Research and experimental plantings of a crop hyped by Chinese media as "seawater rice" hold out the promise of turning vast areas of wasteland green and boosting food security.
However, experts caution there is a long way to go to prove the commercial viability of what is more properly called salt-resistant rice.
Also known as saline-alkali tolerant rice, it is designed to grow in tidal flats or other areas with heavy salt content and has been developed by plant-breeding experts through crossbreeding and other technologies.
The world has 950 million hectares of land that is saline and alkaline, with Asia accounting for about a third of the total.
China has 100 million hectares of saline-alkaline soil, and growing rice in such swamps, bogs, clayish land and brackish coastal areas has typically been impossible because salt stresses the plants.
Renowned Chinese agricultural scientist Yuan Longping said this year that based on a yield of 4.5 metric tons a hectare, his program's target, planting salt-resistant rice on 6.67 million hectares of land, would increase rice production by 30 million tons a year-enough to feed 80 million people.
Yuan, who has been dubbed China's "father of hybrid rice", is known for developing the first hybrid rice varieties in the 1970s.
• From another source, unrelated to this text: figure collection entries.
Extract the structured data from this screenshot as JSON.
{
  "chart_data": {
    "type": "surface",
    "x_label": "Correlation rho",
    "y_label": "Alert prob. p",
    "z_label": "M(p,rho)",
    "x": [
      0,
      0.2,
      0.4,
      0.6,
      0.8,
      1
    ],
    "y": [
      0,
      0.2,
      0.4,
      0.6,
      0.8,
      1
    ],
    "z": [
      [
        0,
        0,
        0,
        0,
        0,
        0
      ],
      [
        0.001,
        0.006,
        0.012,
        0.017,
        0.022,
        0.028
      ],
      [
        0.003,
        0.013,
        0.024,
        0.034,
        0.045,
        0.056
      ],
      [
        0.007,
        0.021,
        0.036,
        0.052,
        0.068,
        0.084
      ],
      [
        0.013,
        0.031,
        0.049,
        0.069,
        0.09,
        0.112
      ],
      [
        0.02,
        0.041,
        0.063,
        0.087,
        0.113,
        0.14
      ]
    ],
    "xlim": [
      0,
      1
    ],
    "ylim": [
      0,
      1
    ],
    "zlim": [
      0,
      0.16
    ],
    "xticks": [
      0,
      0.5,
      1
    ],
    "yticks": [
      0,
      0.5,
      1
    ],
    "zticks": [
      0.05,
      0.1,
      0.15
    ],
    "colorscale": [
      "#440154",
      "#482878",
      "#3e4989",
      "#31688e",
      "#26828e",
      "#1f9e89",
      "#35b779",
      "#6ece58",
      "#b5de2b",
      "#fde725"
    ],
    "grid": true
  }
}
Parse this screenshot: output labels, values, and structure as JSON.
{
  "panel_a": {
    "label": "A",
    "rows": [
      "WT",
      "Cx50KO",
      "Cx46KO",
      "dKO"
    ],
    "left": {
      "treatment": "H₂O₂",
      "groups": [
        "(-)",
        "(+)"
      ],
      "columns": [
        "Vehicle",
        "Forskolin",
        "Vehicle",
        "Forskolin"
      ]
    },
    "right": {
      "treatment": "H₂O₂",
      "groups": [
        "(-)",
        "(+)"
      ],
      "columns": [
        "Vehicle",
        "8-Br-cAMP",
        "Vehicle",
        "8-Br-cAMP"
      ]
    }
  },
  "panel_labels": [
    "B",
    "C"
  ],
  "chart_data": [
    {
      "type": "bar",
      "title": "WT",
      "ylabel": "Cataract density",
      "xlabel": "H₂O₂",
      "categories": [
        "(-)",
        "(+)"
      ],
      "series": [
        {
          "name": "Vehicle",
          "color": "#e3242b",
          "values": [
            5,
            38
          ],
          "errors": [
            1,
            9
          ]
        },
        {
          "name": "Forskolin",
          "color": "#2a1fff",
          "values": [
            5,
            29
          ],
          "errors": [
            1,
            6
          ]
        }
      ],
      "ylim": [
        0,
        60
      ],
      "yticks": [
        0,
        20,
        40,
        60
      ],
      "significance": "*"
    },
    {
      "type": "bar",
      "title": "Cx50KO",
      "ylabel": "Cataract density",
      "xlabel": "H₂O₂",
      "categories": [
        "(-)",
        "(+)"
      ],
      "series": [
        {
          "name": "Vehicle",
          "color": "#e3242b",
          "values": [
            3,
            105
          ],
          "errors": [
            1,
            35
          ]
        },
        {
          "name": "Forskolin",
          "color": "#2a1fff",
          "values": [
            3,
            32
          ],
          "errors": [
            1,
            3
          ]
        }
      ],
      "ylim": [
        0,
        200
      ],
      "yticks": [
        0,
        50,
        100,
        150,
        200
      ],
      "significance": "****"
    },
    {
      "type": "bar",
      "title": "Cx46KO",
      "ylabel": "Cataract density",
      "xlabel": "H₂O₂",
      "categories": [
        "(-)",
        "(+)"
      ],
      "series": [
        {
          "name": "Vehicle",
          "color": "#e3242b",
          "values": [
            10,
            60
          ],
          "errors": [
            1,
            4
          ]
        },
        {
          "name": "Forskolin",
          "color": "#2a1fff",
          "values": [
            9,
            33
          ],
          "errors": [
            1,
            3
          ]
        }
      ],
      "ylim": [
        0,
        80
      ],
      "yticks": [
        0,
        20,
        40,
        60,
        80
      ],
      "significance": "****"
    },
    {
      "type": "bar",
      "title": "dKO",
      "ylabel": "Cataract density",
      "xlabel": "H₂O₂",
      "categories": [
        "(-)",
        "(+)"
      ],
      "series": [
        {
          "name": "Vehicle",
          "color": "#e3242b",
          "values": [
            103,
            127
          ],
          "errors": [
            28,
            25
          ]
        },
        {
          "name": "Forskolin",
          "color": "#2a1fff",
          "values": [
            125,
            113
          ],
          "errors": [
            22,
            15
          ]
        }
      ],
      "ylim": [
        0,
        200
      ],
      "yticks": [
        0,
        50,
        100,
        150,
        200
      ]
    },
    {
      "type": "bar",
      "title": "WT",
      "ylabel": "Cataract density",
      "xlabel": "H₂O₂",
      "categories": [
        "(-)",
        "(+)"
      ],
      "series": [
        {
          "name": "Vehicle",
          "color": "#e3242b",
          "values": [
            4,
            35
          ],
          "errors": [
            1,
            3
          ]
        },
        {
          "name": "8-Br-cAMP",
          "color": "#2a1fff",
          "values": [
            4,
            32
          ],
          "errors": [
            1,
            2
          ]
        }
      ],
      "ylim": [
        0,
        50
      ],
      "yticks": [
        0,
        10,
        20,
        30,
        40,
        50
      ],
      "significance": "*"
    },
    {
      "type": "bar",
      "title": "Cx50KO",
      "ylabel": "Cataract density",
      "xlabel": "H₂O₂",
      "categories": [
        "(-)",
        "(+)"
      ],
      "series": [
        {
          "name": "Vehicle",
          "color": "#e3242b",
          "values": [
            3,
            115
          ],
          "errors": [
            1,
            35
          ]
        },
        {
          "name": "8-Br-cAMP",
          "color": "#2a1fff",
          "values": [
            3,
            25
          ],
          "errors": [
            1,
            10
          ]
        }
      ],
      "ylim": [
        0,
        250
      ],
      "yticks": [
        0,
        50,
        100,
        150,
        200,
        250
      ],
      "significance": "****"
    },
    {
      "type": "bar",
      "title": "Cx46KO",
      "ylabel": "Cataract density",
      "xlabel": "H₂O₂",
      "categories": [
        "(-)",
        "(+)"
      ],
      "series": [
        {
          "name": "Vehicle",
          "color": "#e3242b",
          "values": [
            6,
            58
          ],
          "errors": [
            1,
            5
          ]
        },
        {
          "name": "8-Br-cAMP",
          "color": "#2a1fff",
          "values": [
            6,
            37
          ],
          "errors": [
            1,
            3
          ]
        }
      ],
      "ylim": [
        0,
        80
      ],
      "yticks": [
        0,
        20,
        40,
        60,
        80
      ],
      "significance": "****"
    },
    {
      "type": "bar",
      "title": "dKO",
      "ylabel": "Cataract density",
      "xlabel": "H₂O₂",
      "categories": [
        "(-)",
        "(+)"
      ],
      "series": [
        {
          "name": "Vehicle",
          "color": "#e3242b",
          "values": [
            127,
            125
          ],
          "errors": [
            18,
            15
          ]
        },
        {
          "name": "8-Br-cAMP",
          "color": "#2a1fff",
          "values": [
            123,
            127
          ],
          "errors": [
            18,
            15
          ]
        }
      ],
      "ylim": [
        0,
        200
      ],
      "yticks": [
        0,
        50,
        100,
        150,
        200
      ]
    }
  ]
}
His hybrid rice development has greatly enhanced China's rice yields and contributed to ensuring the country's food security, as about 65 percent of the population depends on rice as a staple food.
The octogenarian has focused on salt-resistant rice for the past three years and led a team that established a research and development center for it in Qingdao, in eastern China's Shandong province, in September 2016.
The Qingdao Saline-Alkali Tolerant Rice Research and Development Center, where Yuan is chief scientist, aims to use molecular breeding technologies to develop salt-resistant rice strains that can be widely planted on saline-alkaline land in places with different climates.
When it was established, the center set itself a three-year target of developing a salt-resistant rice strain capable of yielding 4.5 tons a hectare. The average rice yield in China is 6.75 tons a hectare.